Commons : Brown, Boveri & Cie.  - Collection of pictures, videos and audio files

Individual evidence

  1. a b Andreas Steigmeier in HLS
  2. ^ Ferdinand Sauerbruch, Hans Rudolf Berndorff : That was my life. Kindler & Schiermeyer, Bad Wörishofen 1951. (quoted from the licensed edition for Bertelsmann Lesering, Gütersloh 1956, p. 235.)
  3. Martin Friedrich Karpa: The history of the arm prosthesis with special consideration of the performance of Ferdinand Sauerbruch (1875–1951). Medical dissertation, Ruhr University Bochum, 2005, pp. 47, 114, 173, 176 f.

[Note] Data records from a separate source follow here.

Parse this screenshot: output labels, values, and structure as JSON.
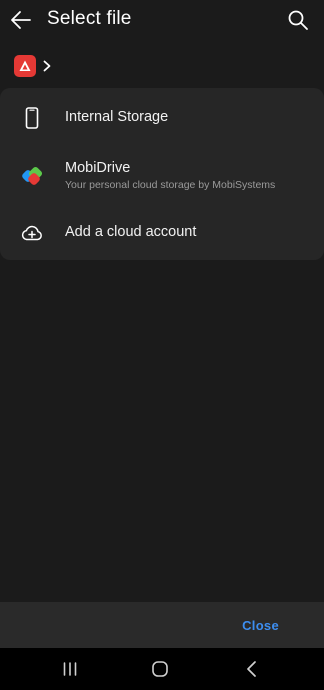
{
  "header": {
    "title": "Select file",
    "back_icon": "arrow-left-icon",
    "search_icon": "search-icon"
  },
  "breadcrumb": {
    "app_icon": "office-suite-logo-icon",
    "chevron_icon": "chevron-right-icon"
  },
  "locations": [
    {
      "label": "Internal Storage",
      "icon": "phone-icon"
    },
    {
      "label": "MobiDrive",
      "subtitle": "Your personal cloud storage by MobiSystems",
      "icon": "mobidrive-logo-icon"
    },
    {
      "label": "Add a cloud account",
      "icon": "cloud-add-icon"
    }
  ],
  "footer": {
    "close_label": "Close"
  },
  "system_nav": {
    "recents_icon": "recents-icon",
    "home_icon": "home-icon",
    "back_icon": "back-icon"
  },
  "colors": {
    "background": "#1b1b1b",
    "sheet": "#262626",
    "accent": "#3d8ef0",
    "logo_red": "#e53935"
  }
}
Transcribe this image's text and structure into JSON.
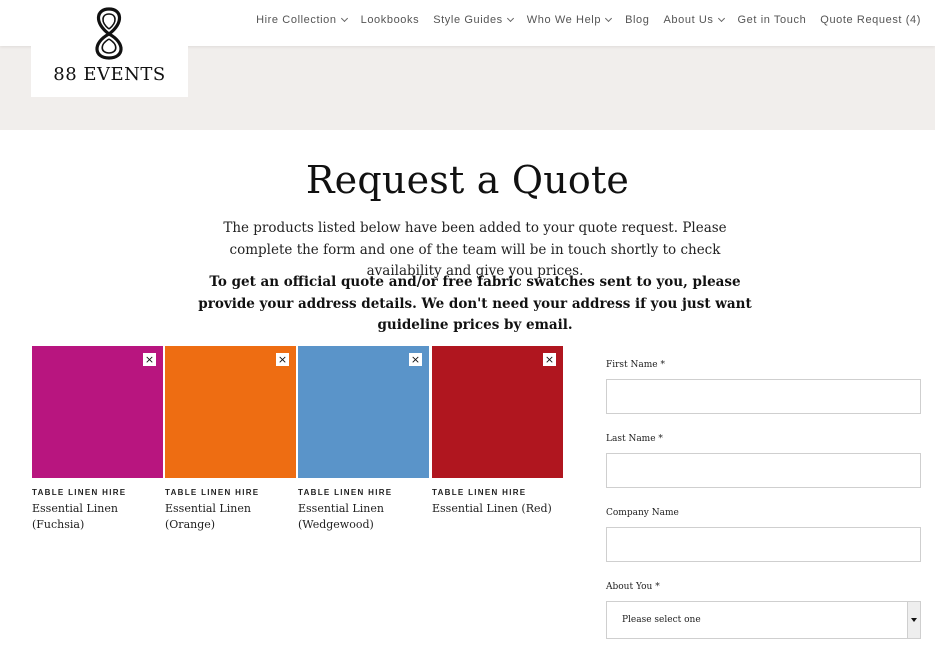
{
  "brand": {
    "name": "88 EVENTS"
  },
  "nav": [
    {
      "label": "Hire Collection",
      "dropdown": true
    },
    {
      "label": "Lookbooks",
      "dropdown": false
    },
    {
      "label": "Style Guides",
      "dropdown": true
    },
    {
      "label": "Who We Help",
      "dropdown": true
    },
    {
      "label": "Blog",
      "dropdown": false
    },
    {
      "label": "About Us",
      "dropdown": true
    },
    {
      "label": "Get in Touch",
      "dropdown": false
    },
    {
      "label": "Quote Request (4)",
      "dropdown": false
    }
  ],
  "page": {
    "title": "Request a Quote",
    "intro": "The products listed below have been added to your quote request. Please complete the form and one of the team will be in touch shortly to check availability and give you prices.",
    "intro_bold": "To get an official quote and/or free fabric swatches sent to you, please provide your address details. We don't need your address if you just want guideline prices by email."
  },
  "products": [
    {
      "category": "TABLE LINEN HIRE",
      "name": "Essential Linen (Fuchsia)",
      "color": "#b8157f",
      "remove": "×"
    },
    {
      "category": "TABLE LINEN HIRE",
      "name": "Essential Linen (Orange)",
      "color": "#ee6d12",
      "remove": "×"
    },
    {
      "category": "TABLE LINEN HIRE",
      "name": "Essential Linen (Wedgewood)",
      "color": "#5a94c9",
      "remove": "×"
    },
    {
      "category": "TABLE LINEN HIRE",
      "name": "Essential Linen (Red)",
      "color": "#b0161f",
      "remove": "×"
    }
  ],
  "form": {
    "first_name_label": "First Name *",
    "last_name_label": "Last Name *",
    "company_label": "Company Name",
    "about_label": "About You *",
    "about_value": "Please select one"
  },
  "colors": {
    "header_band": "#f1eeec",
    "nav_text": "#555555"
  }
}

  4. ^ Mira Wilkins: The History of Foreign Investment in the United States, 1914-1945 (= Harvard Studies in Business History. Vol. 43). Harvard University Press, Cambridge MA et al. 2004, ISBN 0-674-01308-5 , p. 339, limited preview in the Google book search.

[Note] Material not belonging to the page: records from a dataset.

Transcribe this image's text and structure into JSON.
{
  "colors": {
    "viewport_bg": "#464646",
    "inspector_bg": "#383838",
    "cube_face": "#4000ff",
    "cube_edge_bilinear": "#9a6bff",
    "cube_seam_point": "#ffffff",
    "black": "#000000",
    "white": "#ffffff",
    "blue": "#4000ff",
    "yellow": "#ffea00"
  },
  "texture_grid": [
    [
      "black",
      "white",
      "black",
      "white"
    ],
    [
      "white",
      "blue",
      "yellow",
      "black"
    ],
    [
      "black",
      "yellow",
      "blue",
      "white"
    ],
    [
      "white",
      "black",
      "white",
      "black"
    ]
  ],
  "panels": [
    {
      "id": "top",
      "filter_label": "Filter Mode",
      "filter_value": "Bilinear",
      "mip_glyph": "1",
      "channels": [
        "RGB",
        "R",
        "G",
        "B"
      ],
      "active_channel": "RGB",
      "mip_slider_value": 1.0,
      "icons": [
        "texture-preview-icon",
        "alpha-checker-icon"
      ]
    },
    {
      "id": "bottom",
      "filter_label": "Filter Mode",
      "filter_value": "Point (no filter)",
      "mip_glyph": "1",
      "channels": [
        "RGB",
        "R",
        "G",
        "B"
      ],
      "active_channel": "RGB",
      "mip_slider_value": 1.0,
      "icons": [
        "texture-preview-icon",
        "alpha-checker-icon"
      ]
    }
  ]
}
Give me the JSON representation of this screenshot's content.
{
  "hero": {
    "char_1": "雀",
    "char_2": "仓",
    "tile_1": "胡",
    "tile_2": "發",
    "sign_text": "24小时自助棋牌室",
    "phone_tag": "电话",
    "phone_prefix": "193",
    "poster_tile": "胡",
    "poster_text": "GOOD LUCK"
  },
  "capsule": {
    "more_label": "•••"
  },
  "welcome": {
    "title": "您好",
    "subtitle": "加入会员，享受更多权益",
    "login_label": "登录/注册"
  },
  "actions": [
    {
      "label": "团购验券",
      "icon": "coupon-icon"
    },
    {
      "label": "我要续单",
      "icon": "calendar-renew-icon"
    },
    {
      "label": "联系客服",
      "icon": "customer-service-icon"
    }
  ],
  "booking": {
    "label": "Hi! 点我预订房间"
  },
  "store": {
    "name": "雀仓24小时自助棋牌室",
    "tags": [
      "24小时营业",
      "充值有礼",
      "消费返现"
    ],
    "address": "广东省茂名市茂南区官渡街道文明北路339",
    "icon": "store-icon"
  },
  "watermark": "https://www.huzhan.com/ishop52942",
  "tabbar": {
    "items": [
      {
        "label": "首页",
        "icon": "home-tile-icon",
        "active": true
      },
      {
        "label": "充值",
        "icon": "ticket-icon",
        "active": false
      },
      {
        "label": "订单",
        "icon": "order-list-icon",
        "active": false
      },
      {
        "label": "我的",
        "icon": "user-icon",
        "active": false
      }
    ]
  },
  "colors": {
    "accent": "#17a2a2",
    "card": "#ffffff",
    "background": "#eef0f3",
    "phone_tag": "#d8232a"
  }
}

  5. Peter J. Wild: What was before the cell phone? Telecommunications at the BBC. In: Franz Betschon , Stefan Betschon, Jürg Lindecker, Willy Schlachter (eds.): Engineers build Switzerland. First-hand history of technology. Verlag Neue Zürcher Zeitung, Zurich 2013, ISBN 978-3-03823-791-4 , pp. 408–414.
  6. Peter J. Wild: Movable Order - The BBC as a pioneer in liquid crystal matrix displays. In: Franz Betschon , Stefan Betschon, Jürg Lindecker, Willy Schlachter (eds.): Engineers build Switzerland. First-hand history of technology. Verlag Neue Zürcher Zeitung, Zurich 2013, ISBN 978-3-03823-791-4 , pp. 415-422.
  7. Stefan Linder: Load carriers on the way to the energy future - How power electronics are changing energy technology. In: Franz Betschon , Stefan Betschon, Willy Schlachter (eds.): Engineers build Switzerland. First-hand history of technology. Volume 2. Verlag Neue Zürcher Zeitung, Zurich 2014, ISBN 978-3-03823-912-3 , pp. 154–178.
  8. a b Switzerland, National Socialism and the Second World War: Final Report , Historikerkommission, 2002
  9. Hans E. Wettstein: Gas Turbines and Combination Plants - The gas turbine development at the BBC, ABB and Alstom. In: Franz Betschon , Stefan Betschon, Jürg Lindecker, Willy Schlachter (eds.): Engineers build Switzerland. First-hand history of technology. Verlag Neue Zürcher Zeitung, Zurich 2013, ISBN 978-3-03823-791-4 , pp. 83-102.
  10. More jobs at the BBC . In: The time . No. 22/1960 ( online ).